The board is working in overdrive to find a replacement for García before she takes her leave at the end of June. As multiple board members have noted, hiring a new superintendent remains their most important job.

The board narrowed the pool of candidates from 17 to six during an executive session Thursday, then announced those people will join the board for interviews on Saturday, April 17.

Four of the selected candidates are current leaders in SFPS. Associate Superintendents Vanessa Romero (Instruction and School Support) and Hilario Chavez (Athletics, Activities and School Support) are up against Deputy Superintendent Kristy Janda Wagner (Operations and School Support). Julie Lucero, the executive director for Exceptional Student Services, is also in the race.

Another applicant has ties to the district. Gabriella Blakey is the chief operations officer with Albuquerque Public Schools but previously worked as an associate superintendent with SFPS. Curtis Clough hails from Silver City, where he has worked as the associate superintendent for Silver Consolidated School District for the past three years.

The district posted candidates' résumés and letters of interest for public review after the board announced the selection on Thursday.

As the board wrapped up for the evening, members recognized the valuable contributions of Deputy Superintendent Linda Sink, who announced her resignation from SFPS this week. With three of the six candidates currently working under Sink, her influence speaks for itself.

Because Santa Fe is not the only district in the state looking for a new district head—20 others in the state are searching for new superintendents—the board hopes to move quickly to fill García's shoes.

"We want our first choice," Kate Noble, the board president, told SFR in an interview earlier this week.

Though the community doesn't get a vote on selecting a new superintendent, Noble said she plans to hold "listening sessions" to learn from community members about their hopes for district leadership. In a training session for board members, Hugh Prather from New Mexico School Boards Association suggested the board invite district staff and students to also provide feedback on candidates to gather more data about each potential head.

García said the board remains committed to transparency in the hiring process by allowing individuals to contact members of the board and view the résumés of the interested candidates.

Tony Ortiz, the district's legal counsel, reminded the board that a candidate may come across as finicky in negotiations over their compensation packages. He encouraged the board to focus instead on developing a positive relationship with the incoming leader. "Nobody's trying to insult you when they negotiate with you," Ortiz said in Thursday's meeting.

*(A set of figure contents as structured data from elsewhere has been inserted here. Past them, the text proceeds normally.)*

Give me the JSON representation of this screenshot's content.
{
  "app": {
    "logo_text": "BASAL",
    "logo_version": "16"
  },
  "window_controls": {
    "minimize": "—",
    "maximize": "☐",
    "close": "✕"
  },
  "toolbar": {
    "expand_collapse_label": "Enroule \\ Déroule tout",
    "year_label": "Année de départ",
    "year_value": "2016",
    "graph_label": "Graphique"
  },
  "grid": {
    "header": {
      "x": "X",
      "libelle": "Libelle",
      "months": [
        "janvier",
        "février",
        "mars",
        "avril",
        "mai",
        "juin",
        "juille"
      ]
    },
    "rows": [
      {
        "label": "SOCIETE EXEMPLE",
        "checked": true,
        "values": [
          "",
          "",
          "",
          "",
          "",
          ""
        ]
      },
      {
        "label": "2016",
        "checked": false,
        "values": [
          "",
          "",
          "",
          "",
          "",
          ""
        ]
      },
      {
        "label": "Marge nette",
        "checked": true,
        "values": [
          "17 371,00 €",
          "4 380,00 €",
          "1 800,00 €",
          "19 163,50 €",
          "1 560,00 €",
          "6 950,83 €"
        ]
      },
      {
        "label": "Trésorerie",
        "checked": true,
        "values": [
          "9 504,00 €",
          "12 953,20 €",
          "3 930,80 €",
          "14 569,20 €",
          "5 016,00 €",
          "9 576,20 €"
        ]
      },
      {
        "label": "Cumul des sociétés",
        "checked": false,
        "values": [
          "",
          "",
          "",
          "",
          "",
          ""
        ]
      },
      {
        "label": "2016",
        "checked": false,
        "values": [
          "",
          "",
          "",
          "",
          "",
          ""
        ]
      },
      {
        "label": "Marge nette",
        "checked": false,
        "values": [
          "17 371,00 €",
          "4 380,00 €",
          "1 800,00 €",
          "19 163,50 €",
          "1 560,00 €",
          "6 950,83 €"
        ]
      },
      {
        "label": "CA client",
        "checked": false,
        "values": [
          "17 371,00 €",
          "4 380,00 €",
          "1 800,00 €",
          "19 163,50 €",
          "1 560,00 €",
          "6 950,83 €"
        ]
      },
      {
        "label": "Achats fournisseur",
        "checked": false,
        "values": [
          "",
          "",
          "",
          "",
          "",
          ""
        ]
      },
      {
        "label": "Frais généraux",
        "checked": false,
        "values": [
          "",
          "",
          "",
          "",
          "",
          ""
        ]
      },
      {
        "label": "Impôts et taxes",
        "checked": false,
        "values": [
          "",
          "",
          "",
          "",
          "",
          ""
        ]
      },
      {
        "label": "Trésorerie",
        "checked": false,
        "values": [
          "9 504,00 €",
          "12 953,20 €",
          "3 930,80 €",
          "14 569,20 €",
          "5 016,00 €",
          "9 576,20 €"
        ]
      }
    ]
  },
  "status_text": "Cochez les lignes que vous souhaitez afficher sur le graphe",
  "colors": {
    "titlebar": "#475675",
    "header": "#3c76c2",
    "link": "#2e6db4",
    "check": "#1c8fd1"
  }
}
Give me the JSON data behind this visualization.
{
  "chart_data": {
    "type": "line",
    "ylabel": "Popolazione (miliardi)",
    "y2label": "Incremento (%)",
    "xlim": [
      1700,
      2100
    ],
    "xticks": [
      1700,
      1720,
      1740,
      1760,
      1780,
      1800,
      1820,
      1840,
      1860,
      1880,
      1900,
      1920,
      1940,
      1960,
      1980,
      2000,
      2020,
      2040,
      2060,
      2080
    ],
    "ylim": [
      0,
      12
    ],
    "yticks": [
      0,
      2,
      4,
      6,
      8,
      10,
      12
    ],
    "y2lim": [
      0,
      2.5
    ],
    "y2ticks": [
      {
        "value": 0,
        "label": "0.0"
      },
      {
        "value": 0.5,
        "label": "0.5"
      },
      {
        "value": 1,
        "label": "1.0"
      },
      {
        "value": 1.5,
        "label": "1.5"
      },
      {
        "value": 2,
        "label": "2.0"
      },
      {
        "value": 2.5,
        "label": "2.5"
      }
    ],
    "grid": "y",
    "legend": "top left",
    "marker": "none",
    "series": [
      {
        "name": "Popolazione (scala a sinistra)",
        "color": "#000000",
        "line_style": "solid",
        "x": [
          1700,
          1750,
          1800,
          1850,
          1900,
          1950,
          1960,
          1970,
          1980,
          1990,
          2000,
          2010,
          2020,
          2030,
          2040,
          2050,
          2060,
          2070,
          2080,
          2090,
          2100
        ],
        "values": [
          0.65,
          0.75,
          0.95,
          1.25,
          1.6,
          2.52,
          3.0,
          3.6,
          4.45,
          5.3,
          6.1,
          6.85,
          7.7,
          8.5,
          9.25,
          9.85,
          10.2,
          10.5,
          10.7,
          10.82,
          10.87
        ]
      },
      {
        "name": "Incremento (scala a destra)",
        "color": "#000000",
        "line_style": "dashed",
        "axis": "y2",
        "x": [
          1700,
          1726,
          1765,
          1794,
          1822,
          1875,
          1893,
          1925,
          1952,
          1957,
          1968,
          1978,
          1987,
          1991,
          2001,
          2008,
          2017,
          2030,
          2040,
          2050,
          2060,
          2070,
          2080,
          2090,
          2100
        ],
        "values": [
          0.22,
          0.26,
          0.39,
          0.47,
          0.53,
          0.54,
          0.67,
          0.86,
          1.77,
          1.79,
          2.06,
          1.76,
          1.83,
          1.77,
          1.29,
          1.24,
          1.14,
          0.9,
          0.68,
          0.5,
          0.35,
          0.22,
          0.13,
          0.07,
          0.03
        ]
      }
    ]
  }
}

Additionally, Ortiz urged compromise among board members, "If you can get a unanimous 5-0 vote going in, it sure is the kind of vote of confidence that a new candidate wants and I think that this board wants to get behind them."

Between García's two tenures as superintendent—she first served from 1999 to 2002—SFPS operated under the leadership of Bobbie Gutierrez, a local educator who spent much of her career in Santa Fe schools, and Joel Boyd, an administrator from Philadelphia who ended his time with SFPS a year before his contract expired.

The board hopes to find a replacement who will continue the progress made under Superintendent García—also a candidate that shares her local knowledge and expertise.

"Bringing in some super smart person who can't feel who we are in Santa Fe does not work," Noble said, "It creates a learning curve that we can't afford to have. We need to have somebody who understands us."